Wrangling began under Bakiyev, whose decision in 2009 to extend the U.S. lease on Manas -- months after announcing the U.S. military would have to leave -- infuriated the Kremlin.
Both Moscow and Washington quickly offered support for Otunbayeva’s interim government after it came to power.
What to watch:
-- Will the lease on Manas be renewed? This will be one of the key issues facing the new government, which will comprise some elements fiercely opposed to a U.S. military presence.
-- Will Russia use Kyrgyzstan’s volatility as an excuse to beef up its military presence? It has shown little desire to act unilaterally, but views Central Asia as its sphere of influence.
-- Fuel contracts with the Manas base have been dogged by allegations of corruption ever since Bakiyev was ousted.

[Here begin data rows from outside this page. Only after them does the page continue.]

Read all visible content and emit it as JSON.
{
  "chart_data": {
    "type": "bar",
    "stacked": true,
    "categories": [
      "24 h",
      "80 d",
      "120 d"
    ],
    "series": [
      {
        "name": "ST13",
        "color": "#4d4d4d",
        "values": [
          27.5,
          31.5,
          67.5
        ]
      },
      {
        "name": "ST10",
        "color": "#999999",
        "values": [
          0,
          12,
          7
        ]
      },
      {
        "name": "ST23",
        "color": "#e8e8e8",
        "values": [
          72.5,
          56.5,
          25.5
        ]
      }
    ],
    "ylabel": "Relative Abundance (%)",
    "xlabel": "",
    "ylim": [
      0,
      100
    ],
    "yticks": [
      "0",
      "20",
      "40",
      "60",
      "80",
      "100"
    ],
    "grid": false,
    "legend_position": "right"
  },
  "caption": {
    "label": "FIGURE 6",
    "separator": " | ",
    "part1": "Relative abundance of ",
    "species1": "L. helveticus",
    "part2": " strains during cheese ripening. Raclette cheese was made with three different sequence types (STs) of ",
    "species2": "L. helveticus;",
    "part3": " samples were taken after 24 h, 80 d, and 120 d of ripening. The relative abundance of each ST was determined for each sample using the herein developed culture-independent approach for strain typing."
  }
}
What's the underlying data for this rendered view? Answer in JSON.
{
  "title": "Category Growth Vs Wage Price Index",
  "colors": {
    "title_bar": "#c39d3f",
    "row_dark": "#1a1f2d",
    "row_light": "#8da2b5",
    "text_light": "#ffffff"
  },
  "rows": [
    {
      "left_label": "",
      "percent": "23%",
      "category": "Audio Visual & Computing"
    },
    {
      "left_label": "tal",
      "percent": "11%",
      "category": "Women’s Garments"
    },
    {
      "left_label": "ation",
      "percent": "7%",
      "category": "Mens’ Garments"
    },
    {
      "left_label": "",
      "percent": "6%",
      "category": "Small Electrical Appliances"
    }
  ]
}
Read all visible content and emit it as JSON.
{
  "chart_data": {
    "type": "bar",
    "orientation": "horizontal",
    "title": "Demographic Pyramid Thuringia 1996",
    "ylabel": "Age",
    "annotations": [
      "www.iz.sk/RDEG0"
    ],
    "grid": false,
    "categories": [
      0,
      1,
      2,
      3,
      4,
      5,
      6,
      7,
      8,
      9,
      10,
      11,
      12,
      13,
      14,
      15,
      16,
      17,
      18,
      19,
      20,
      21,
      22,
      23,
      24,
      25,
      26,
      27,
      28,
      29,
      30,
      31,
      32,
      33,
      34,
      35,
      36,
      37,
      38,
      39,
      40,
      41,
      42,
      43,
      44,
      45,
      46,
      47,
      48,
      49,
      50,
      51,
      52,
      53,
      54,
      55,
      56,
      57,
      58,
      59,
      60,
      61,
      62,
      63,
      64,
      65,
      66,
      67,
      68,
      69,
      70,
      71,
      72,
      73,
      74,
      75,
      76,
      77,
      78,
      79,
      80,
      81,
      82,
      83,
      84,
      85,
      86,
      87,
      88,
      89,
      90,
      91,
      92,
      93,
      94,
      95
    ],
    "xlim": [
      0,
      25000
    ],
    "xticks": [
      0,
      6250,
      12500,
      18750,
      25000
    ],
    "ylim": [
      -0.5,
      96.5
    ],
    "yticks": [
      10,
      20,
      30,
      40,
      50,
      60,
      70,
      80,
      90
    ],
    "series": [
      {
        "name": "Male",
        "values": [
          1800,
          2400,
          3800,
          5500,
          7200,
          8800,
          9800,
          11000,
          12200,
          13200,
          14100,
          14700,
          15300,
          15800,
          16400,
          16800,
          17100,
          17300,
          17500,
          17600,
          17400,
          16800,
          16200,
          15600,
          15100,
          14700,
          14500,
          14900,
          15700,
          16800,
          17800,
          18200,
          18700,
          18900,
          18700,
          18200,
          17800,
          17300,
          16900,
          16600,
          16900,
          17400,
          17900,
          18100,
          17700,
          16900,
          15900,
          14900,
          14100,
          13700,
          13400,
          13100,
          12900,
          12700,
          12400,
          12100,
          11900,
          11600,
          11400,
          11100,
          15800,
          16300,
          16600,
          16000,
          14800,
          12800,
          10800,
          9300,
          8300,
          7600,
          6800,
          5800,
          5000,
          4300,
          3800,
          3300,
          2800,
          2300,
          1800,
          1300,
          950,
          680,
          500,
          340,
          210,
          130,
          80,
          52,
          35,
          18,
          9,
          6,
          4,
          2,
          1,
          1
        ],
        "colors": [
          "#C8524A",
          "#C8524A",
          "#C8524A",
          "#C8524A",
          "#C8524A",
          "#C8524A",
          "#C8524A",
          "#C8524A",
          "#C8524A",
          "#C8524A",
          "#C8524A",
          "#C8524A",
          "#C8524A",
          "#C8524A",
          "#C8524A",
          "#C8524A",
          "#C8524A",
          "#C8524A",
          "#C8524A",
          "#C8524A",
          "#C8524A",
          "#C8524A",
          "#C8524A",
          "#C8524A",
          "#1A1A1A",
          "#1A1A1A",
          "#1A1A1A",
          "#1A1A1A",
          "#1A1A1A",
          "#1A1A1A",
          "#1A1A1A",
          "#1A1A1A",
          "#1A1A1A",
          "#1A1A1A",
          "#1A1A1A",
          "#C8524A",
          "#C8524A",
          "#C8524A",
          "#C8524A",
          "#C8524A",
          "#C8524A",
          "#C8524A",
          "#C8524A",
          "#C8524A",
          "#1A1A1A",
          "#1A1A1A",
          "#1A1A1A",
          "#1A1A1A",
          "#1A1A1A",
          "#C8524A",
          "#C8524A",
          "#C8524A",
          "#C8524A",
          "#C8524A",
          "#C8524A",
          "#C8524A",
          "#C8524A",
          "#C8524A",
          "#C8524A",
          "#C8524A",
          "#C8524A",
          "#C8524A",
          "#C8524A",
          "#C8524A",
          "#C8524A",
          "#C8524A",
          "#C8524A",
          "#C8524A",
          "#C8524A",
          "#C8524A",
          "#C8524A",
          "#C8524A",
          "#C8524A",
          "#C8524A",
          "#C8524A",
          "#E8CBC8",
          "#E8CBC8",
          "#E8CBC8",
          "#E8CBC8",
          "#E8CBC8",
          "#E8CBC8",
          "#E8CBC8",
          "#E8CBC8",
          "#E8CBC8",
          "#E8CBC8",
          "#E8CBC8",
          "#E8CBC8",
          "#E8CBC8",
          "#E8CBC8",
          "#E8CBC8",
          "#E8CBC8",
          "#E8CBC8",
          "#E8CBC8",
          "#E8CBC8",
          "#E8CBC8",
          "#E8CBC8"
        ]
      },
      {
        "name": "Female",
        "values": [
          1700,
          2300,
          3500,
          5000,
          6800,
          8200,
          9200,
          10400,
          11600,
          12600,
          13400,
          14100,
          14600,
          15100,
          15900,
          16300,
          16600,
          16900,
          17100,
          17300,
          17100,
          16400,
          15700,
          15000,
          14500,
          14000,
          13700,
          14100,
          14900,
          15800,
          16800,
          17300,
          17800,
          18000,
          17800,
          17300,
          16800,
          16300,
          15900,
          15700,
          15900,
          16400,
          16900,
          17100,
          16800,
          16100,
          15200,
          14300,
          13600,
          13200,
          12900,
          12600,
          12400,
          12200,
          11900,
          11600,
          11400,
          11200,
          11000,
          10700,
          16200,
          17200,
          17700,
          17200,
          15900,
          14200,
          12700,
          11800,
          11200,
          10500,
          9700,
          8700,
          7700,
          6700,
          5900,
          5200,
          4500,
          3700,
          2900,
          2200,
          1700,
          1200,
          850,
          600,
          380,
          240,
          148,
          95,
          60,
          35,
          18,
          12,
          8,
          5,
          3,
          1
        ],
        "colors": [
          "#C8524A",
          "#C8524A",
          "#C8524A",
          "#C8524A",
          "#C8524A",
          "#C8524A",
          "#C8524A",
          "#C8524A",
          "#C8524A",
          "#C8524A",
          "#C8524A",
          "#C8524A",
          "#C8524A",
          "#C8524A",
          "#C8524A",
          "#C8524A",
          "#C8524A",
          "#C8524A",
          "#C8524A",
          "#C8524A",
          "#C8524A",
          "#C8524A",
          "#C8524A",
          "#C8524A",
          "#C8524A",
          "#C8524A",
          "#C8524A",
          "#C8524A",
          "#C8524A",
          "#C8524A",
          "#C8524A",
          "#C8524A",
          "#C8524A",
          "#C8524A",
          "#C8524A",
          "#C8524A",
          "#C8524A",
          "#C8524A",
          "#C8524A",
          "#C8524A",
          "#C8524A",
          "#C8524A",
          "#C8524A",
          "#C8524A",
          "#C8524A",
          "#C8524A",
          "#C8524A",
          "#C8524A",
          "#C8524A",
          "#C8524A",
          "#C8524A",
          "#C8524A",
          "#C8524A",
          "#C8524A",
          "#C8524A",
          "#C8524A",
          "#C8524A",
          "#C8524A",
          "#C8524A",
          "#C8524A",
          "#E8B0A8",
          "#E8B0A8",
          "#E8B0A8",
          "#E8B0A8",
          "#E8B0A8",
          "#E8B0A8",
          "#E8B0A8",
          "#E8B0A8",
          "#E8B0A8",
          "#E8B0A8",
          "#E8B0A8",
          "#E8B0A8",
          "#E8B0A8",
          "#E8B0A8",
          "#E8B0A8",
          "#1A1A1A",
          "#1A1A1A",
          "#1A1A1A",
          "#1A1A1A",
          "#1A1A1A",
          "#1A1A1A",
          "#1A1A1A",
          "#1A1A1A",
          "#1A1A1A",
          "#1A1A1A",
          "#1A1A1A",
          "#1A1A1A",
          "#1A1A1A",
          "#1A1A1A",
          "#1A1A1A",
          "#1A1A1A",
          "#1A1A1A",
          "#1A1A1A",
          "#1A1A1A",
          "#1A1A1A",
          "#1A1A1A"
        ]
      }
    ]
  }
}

The contracts are a sensitive issue in Kyrgyzstan.
ECONOMY AND INVESTMENT
Kyrgyzstan secured pledges worth $1.1 billion on July 27 from international donors. The money will be used to rebuild the south and reignite the economy, which the government expects to shrink by 1.5 percent this year.
The economy is dependent on remittances from citizens working abroad, mostly in Russia, which comprise as much as 40 percent of GDP. Mining is the other main earner: the Kumtor gold mine, operated by Centerra Gold, supplied a quarter of industrial output and a third of all exports last year.
Prime minister Atambayev went to Moscow on his first foreign visit, stressing the importance of economic ties with Russia. He told his Russian counterpart Vladimir Putin that Kyrgyzstan would like to join the economic zone that Russia has created with Belarus and Kazakhstan.
What to watch:
-- Will Kyrgyzstan’s new leadership be immune to the nepotism and cronyism that sparked the popular indignation that toppled the previous president?